Le réseau fragile des institutions et des associations engagées dans la création, la diffusion, le spectacle vivant, l’éducation artistique, l’action culturelle et l’éducation populaire est sur le point de s’effondrer.
Pour l’instant ce ne sont encore que des signes annonciateurs, mais notre sagacité y perçoit aisément les prémices de mouvements plus importants à Paris pour la rentrée. Le monde de la culture entre plus qu’en révolte. Il y a de la panique maintenant dans le fait de prévoir avec tant de certitudes un avenir de plus en plus famélique.
Souvenez-vous la grande mobilisation des intermittents du spectacle en 2003 ! Et bien Avignon a connu un 15 juillet très prometteur dans la même veine.
1 200 manifestants se sont réunis sur le parvis du Palais des papes, avant d’occuper le siège du festival, le cloître Saint-Louis, où il y eut débat avec quelques politiques présents, dont Claude Bartolone, Pierre Laurent et Sylvie Robert.
Pour le maintien des subventions ? On n’en est plus là. Alors que les 2/3 des financements du spectacle vivant sont assurés par les collectivités locales, celles-ci commencent de radicales coupes sombres dans les budgets culturels.

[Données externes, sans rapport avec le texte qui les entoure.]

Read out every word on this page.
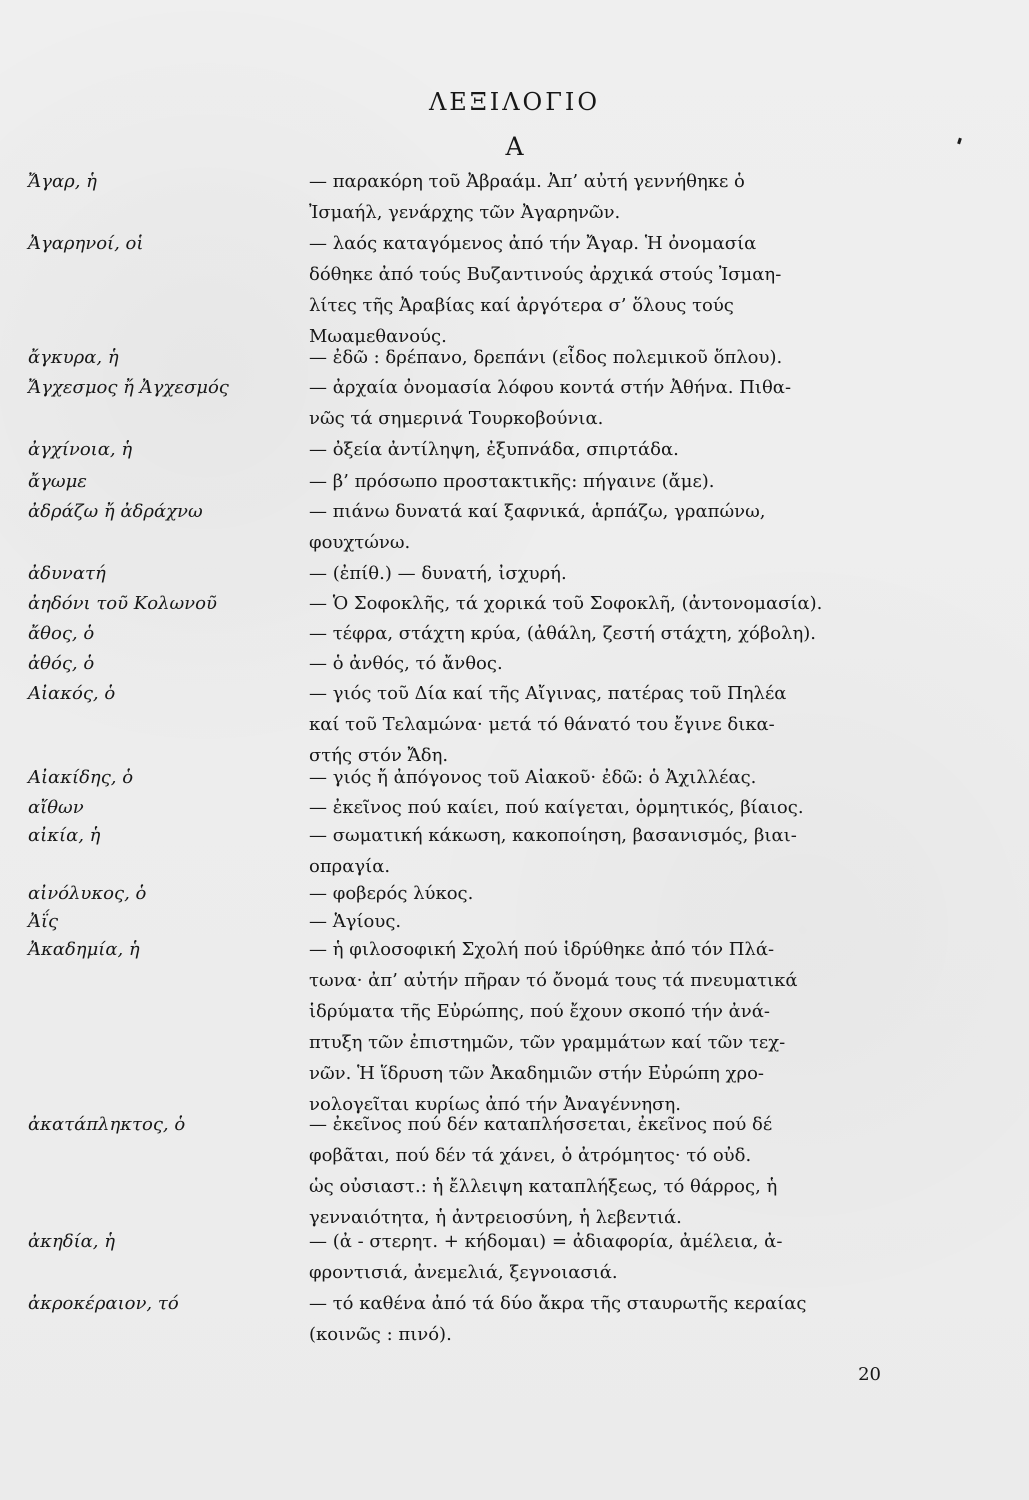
ΛΕΞΙΛΟΓΙΟ
Α
Ἄγαρ, ἡ	— παρακόρη τοῦ Ἀβραάμ. Ἀπ’ αὐτή γεννήθηκε ὁ
Ἰσμαήλ, γενάρχης τῶν Ἀγαρηνῶν.
Ἀγαρηνοί, οἱ	— λαός καταγόμενος ἀπό τήν Ἄγαρ. Ἡ ὀνομασία
δόθηκε ἀπό τούς Βυζαντινούς ἀρχικά στούς Ἰσμαη-
λίτες τῆς Ἀραβίας καί ἀργότερα σ’ ὅλους τούς
Μωαμεθανούς.
ἄγκυρα, ἡ	— ἐδῶ : δρέπανο, δρεπάνι (εἶδος πολεμικοῦ ὅπλου).
Ἄγχεσμος ἤ Ἀγχεσμός	— ἀρχαία ὀνομασία λόφου κοντά στήν Ἀθήνα. Πιθα-
νῶς τά σημερινά Τουρκοβούνια.
ἀγχίνοια, ἡ	— ὀξεία ἀντίληψη, ἐξυπνάδα, σπιρτάδα.
ἄγωμε	— β’ πρόσωπο προστακτικῆς: πήγαινε (ἄμε).
ἀδράζω ἤ ἀδράχνω	— πιάνω δυνατά καί ξαφνικά, ἁρπάζω, γραπώνω,
φουχτώνω.
ἀδυνατή	— (ἐπίθ.) — δυνατή, ἰσχυρή.
ἀηδόνι τοῦ Κολωνοῦ	— Ὁ Σοφοκλῆς, τά χορικά τοῦ Σοφοκλῆ, (ἀντονομασία).
ἄθος, ὁ	— τέφρα, στάχτη κρύα, (ἀθάλη, ζεστή στάχτη, χόβολη).
ἀθός, ὁ	— ὁ ἀνθός, τό ἄνθος.
Αἰακός, ὁ	— γιός τοῦ Δία καί τῆς Αἴγινας, πατέρας τοῦ Πηλέα
καί τοῦ Τελαμώνα· μετά τό θάνατό του ἔγινε δικα-
στής στόν Ἄδη.
Αἰακίδης, ὁ	— γιός ἤ ἀπόγονος τοῦ Αἰακοῦ· ἐδῶ: ὁ Ἀχιλλέας.
αἴθων	— ἐκεῖνος πού καίει, πού καίγεται, ὁρμητικός, βίαιος.
αἰκία, ἡ	— σωματική κάκωση, κακοποίηση, βασανισμός, βιαι-
οπραγία.
αἰνόλυκος, ὁ	— φοβερός λύκος.
Ἀΐς	— Ἁγίους.
Ἀκαδημία, ἡ	— ἡ φιλοσοφική Σχολή πού ἱδρύθηκε ἀπό τόν Πλά-
τωνα· ἀπ’ αὐτήν πῆραν τό ὄνομά τους τά πνευματικά
ἱδρύματα τῆς Εὐρώπης, πού ἔχουν σκοπό τήν ἀνά-
πτυξη τῶν ἐπιστημῶν, τῶν γραμμάτων καί τῶν τεχ-
νῶν. Ἡ ἵδρυση τῶν Ἀκαδημιῶν στήν Εὐρώπη χρο-
νολογεῖται κυρίως ἀπό τήν Ἀναγέννηση.
ἀκατάπληκτος, ὁ	— ἐκεῖνος πού δέν καταπλήσσεται, ἐκεῖνος πού δέ
φοβᾶται, πού δέν τά χάνει, ὁ ἀτρόμητος· τό οὐδ.
ὡς οὐσιαστ.: ἡ ἔλλειψη καταπλήξεως, τό θάρρος, ἡ
γενναιότητα, ἡ ἀντρειοσύνη, ἡ λεβεντιά.
ἀκηδία, ἡ	— (ἀ - στερητ. + κήδομαι) = ἀδιαφορία, ἀμέλεια, ἀ-
φροντισιά, ἀνεμελιά, ξεγνοιασιά.
ἀκροκέραιον, τό	— τό καθένα ἀπό τά δύο ἄκρα τῆς σταυρωτῆς κεραίας
(κοινῶς : πινό).
20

La raison ? L’augmentation, non compensée par l’État, des charges, souvent nouvelles, qui pèsent sur les collectivités locales. Et la suppression de la taxe professionnelle. Et la crise, suis-je bête.

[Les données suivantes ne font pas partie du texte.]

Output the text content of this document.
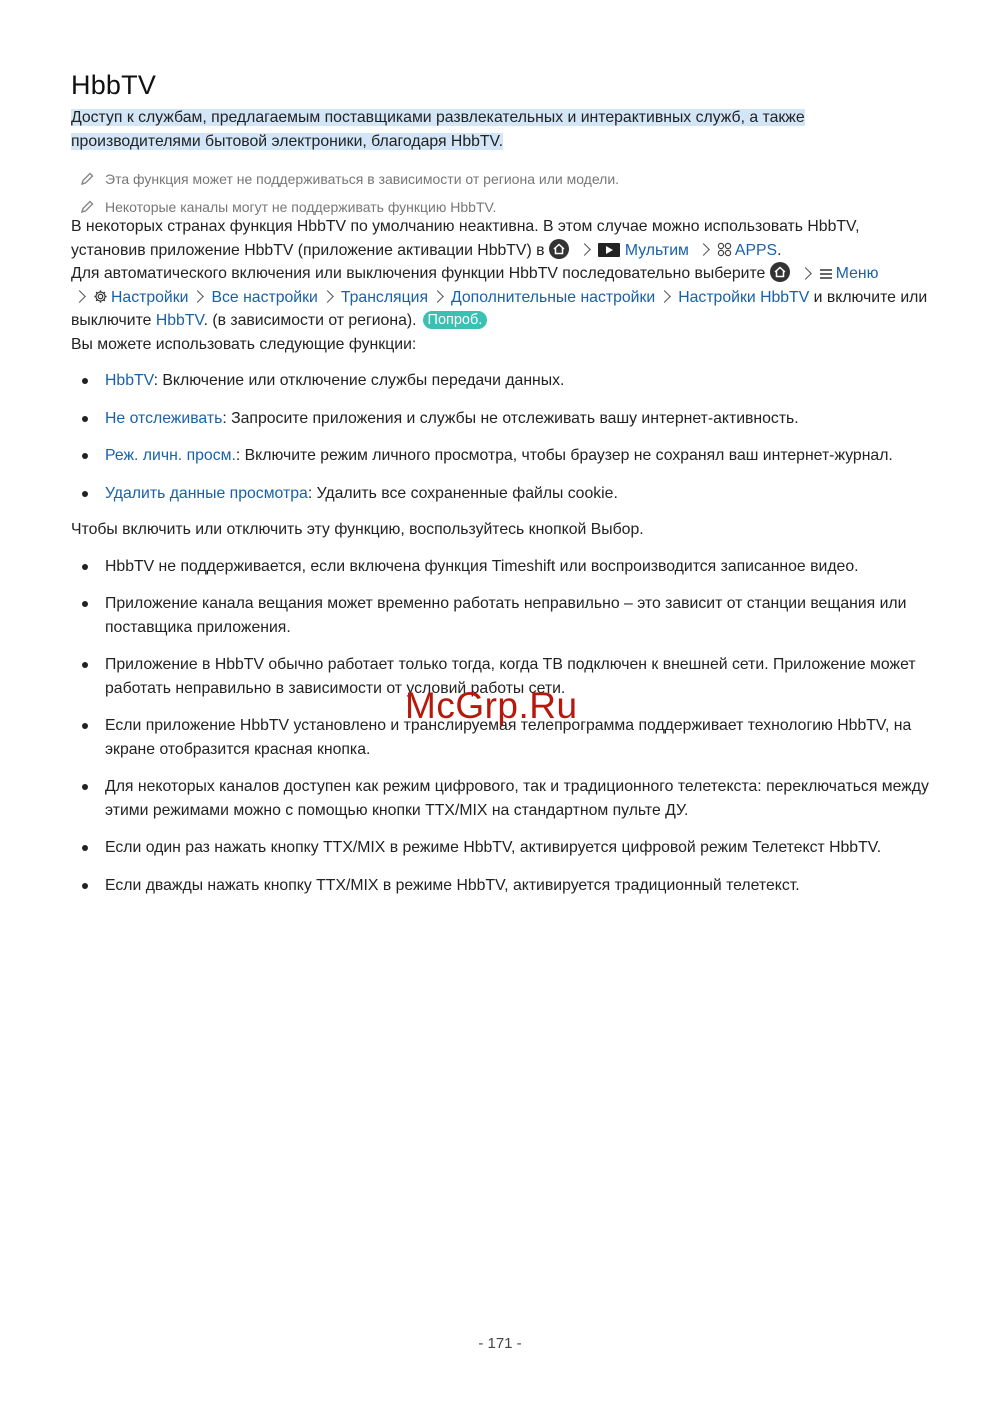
HbbTV

Доступ к службам, предлагаемым поставщиками развлекательных и интерактивных служб, а также производителями бытовой электроники, благодаря HbbTV.

Эта функция может не поддерживаться в зависимости от региона или модели.
Некоторые каналы могут не поддерживать функцию HbbTV.

В некоторых странах функция HbbTV по умолчанию неактивна. В этом случае можно использовать HbbTV, установив приложение HbbTV (приложение активации HbbTV) в	Мультим	APPS.

Для автоматического включения или выключения функции HbbTV последовательно выберите	Меню
Настройки Все настройки Трансляция Дополнительные настройки Настройки HbbTV и включите или выключите HbbTV. (в зависимости от региона). Попроб.

Вы можете использовать следующие функции:

HbbTV: Включение или отключение службы передачи данных.
Не отслеживать: Запросите приложения и службы не отслеживать вашу интернет-активность.
Реж. личн. просм.: Включите режим личного просмотра, чтобы браузер не сохранял ваш интернет-журнал.
Удалить данные просмотра: Удалить все сохраненные файлы cookie.

Чтобы включить или отключить эту функцию, воспользуйтесь кнопкой Выбор.

HbbTV не поддерживается, если включена функция Timeshift или воспроизводится записанное видео.
Приложение канала вещания может временно работать неправильно – это зависит от станции вещания или поставщика приложения.
Приложение в HbbTV обычно работает только тогда, когда ТВ подключен к внешней сети. Приложение может работать неправильно в зависимости от условий работы сети.
Если приложение HbbTV установлено и транслируемая телепрограмма поддерживает технологию HbbTV, на экране отобразится красная кнопка.
Для некоторых каналов доступен как режим цифрового, так и традиционного телетекста: переключаться между этими режимами можно с помощью кнопки TTX/MIX на стандартном пульте ДУ.
Если один раз нажать кнопку TTX/MIX в режиме HbbTV, активируется цифровой режим Телетекст HbbTV.
Если дважды нажать кнопку TTX/MIX в режиме HbbTV, активируется традиционный телетекст.
McGrp.Ru
- 171 -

Et c’est ainsi que, mécaniquement, des compagnies, des orchestres, des lieux de diffusion sont menacés, à très court terme, de disparaître.
Mais qui contribue au tiers restant des financements ? Et bien le ministère de la Culture… qui vient d’annoncer une baisse sensible de ses crédits pour… les trois années à venir ! Le budget au spectacle vivant alloué par l’Etat, de quelque 640M€, pourrait diminuer de 5% (certains parlent de 10%) en 2011. Et cette coupe budgétaire est assortie d’une injonction du ministère du Budget de réduction de 1,5% de la masse salariale chaque année.
Dans la soirée du 15 juillet à Avignon, le directeur de cabinet de Mitterrand (Frédéric), Pierre Hanotaux, a reçu une délégation menée notamment par François Le Pillouër, président du Syndeac (Syndicat national des entreprises artistiques et culturelles) et directeur du Théâtre national de Bretagne (TNB) à Rennes, qui précédemment « avait interpellé le gouvernement en termes vifs ».
Et le spectacle vivant n’est pas le seul domaine de la culture à crier « Halte à la casse". Les présidents du Louvre, de Beaubourg et d’Orsay viennent d’adresser une lettre commune au ministre de la Culture dans laquelle ils s’inquiètent des décisions budgétaires prises, intenables pour leurs établissements.